Some of the lines in Humanae Vitae, when stripped of mid-20th century cultural references, find echoes in contemporary concerns about nonconsensual sexual relations.

"A man who grows accustomed to the use of contraceptive methods may forget the reverence due to a woman," the pope wrote, "... and reduce her to a mere instrument of his own desires."

"This document that has been so controversial and in many places reviled," Eberstadt says, "actually called the shots on what the future would look like better than any other single source I could think of."

Revisionist views of the 1968 encyclical have even taken hold among some Catholics who have not abided by its teaching.

"I eventually did read Humanae Vitae," says Jerry DeMers, "and actually I get the [pope's] point, the prediction he makes that if we practice contraception as a society, we will have a breakdown of the family. Because we have separated sex from marriage."

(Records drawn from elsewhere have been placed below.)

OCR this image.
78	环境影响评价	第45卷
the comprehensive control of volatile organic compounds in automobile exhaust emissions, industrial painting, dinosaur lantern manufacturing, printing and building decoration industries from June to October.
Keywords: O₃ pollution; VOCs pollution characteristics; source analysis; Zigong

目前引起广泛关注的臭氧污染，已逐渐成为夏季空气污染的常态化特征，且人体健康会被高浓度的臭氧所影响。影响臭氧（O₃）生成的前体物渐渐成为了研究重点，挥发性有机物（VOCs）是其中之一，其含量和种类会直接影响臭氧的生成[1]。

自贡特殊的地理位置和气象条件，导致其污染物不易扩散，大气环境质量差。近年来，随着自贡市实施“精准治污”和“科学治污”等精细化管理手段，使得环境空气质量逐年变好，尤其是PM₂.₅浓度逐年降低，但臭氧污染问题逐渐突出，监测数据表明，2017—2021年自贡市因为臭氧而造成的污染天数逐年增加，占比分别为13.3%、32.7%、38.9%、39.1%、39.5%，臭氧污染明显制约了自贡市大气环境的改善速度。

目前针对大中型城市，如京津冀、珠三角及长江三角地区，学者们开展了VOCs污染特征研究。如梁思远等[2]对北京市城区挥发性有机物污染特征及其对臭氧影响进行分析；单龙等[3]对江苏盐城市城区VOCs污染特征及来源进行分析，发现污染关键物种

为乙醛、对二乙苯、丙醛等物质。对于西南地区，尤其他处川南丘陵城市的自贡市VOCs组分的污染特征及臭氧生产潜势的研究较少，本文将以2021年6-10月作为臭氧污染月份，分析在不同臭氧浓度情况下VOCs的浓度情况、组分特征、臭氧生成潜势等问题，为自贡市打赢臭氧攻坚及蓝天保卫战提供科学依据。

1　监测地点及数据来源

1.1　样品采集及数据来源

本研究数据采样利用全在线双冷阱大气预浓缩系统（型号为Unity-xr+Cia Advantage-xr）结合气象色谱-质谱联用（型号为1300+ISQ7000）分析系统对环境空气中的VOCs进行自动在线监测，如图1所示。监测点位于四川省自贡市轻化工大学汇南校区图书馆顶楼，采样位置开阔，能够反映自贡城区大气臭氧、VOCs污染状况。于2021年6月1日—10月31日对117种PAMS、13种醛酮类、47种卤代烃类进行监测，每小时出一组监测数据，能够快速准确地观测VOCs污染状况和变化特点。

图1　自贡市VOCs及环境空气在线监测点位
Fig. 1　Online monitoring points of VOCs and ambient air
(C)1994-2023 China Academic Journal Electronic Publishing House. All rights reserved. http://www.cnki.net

U.S. Catholics however, show in their daily lives that the church's official prohibition of artificial birth control means little in practice, even if it has some value in theory. As a rule, married Catholic couples clearly believe they have a right to control the size of their families, no matter what the church says.

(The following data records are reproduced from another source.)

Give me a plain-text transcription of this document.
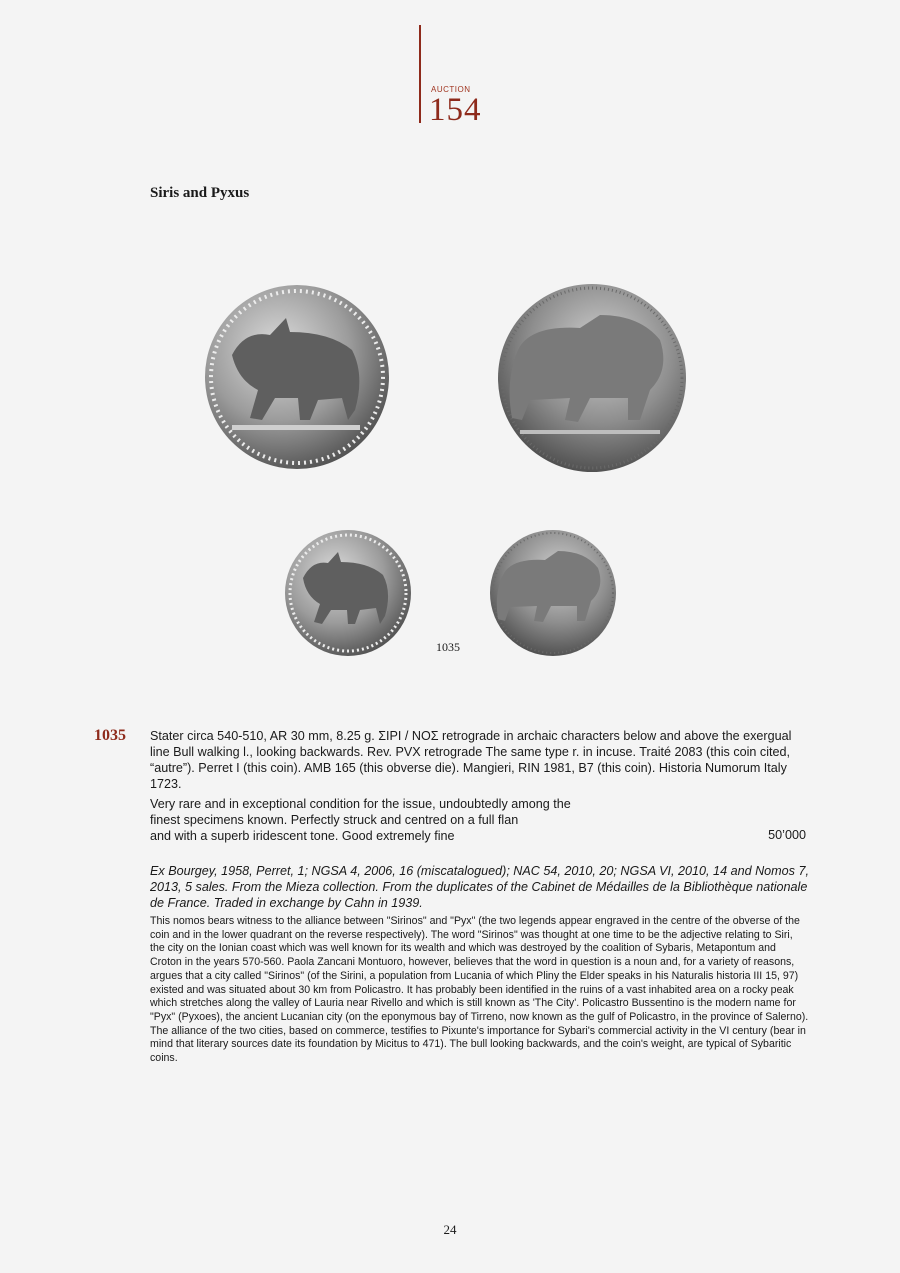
AUCTION
154
Siris and Pyxus
1035
1035 Stater circa 540-510, AR 30 mm, 8.25 g. ΣIPI / NOΣ retrograde in archaic characters below and above the exergual line Bull walking l., looking backwards. Rev. PVX retrograde The same type r. in incuse. Traité 2083 (this coin cited, “autre”). Perret I (this coin). AMB 165 (this obverse die). Mangieri, RIN 1981, B7 (this coin). Historia Numorum Italy 1723.
Very rare and in exceptional condition for the issue, undoubtedly among the
finest specimens known. Perfectly struck and centred on a full flan
and with a superb iridescent tone. Good extremely fine	50’000
Ex Bourgey, 1958, Perret, 1; NGSA 4, 2006, 16 (miscatalogued); NAC 54, 2010, 20; NGSA VI, 2010, 14 and Nomos 7, 2013, 5 sales. From the Mieza collection. From the duplicates of the Cabinet de Médailles de la Bibliothèque nationale de France. Traded in exchange by Cahn in 1939.
This nomos bears witness to the alliance between "Sirinos" and "Pyx" (the two legends appear engraved in the centre of the obverse of the coin and in the lower quadrant on the reverse respectively). The word "Sirinos" was thought at one time to be the adjective relating to Siri, the city on the Ionian coast which was well known for its wealth and which was destroyed by the coalition of Sybaris, Metapontum and Croton in the years 570-560. Paola Zancani Montuoro, however, believes that the word in question is a noun and, for a variety of reasons, argues that a city called "Sirinos" (of the Sirini, a population from Lucania of which Pliny the Elder speaks in his Naturalis historia III 15, 97) existed and was situated about 30 km from Policastro. It has probably been identified in the ruins of a vast inhabited area on a rocky peak which stretches along the valley of Lauria near Rivello and which is still known as 'The City'. Policastro Bussentino is the modern name for "Pyx" (Pyxoes), the ancient Lucanian city (on the eponymous bay of Tirreno, now known as the gulf of Policastro, in the province of Salerno). The alliance of the two cities, based on commerce, testifies to Pixunte's importance for Sybari's commercial activity in the VI century (bear in mind that literary sources date its foundation by Micitus to 471). The bull looking backwards, and the coin's weight, are typical of Sybaritic coins.
24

Catholic leaders, meanwhile, have to work harder to defend the legitimacy of church doctrine.

Milwaukee Archbishop Joseph Listecki offers what he admits sounds like a "simplistic" answer.

"It is adherence to the truth," he says, "how the church is challenged and formed by the Gospel over the years. To be consistent to that is important. Why? Because when you start to push yourself away from that consistency, that's when you lose the uniqueness. If we're supposed to be like everybody else in the secular world, then we're not going to be the Catholic church."

In truth, however, U.S. Catholics may already be less Catholic than they used to be. Fifty years ago, about half of all Catholic children in the U.S. were educated in Catholic schools, according to CARA data. Now, it's barely 20 percent.

"It suggests a gradual social change is occurring," says CARA researcher Gautier. "The American Catholic church is assimilating ever further into American culture."

Correction July 3, 2018

A previous Web version of this story incorrectly stated that about half of all children in the U.S. were educated in Catholic schools 50 years ago. It was about half of all Catholic children in the U.S.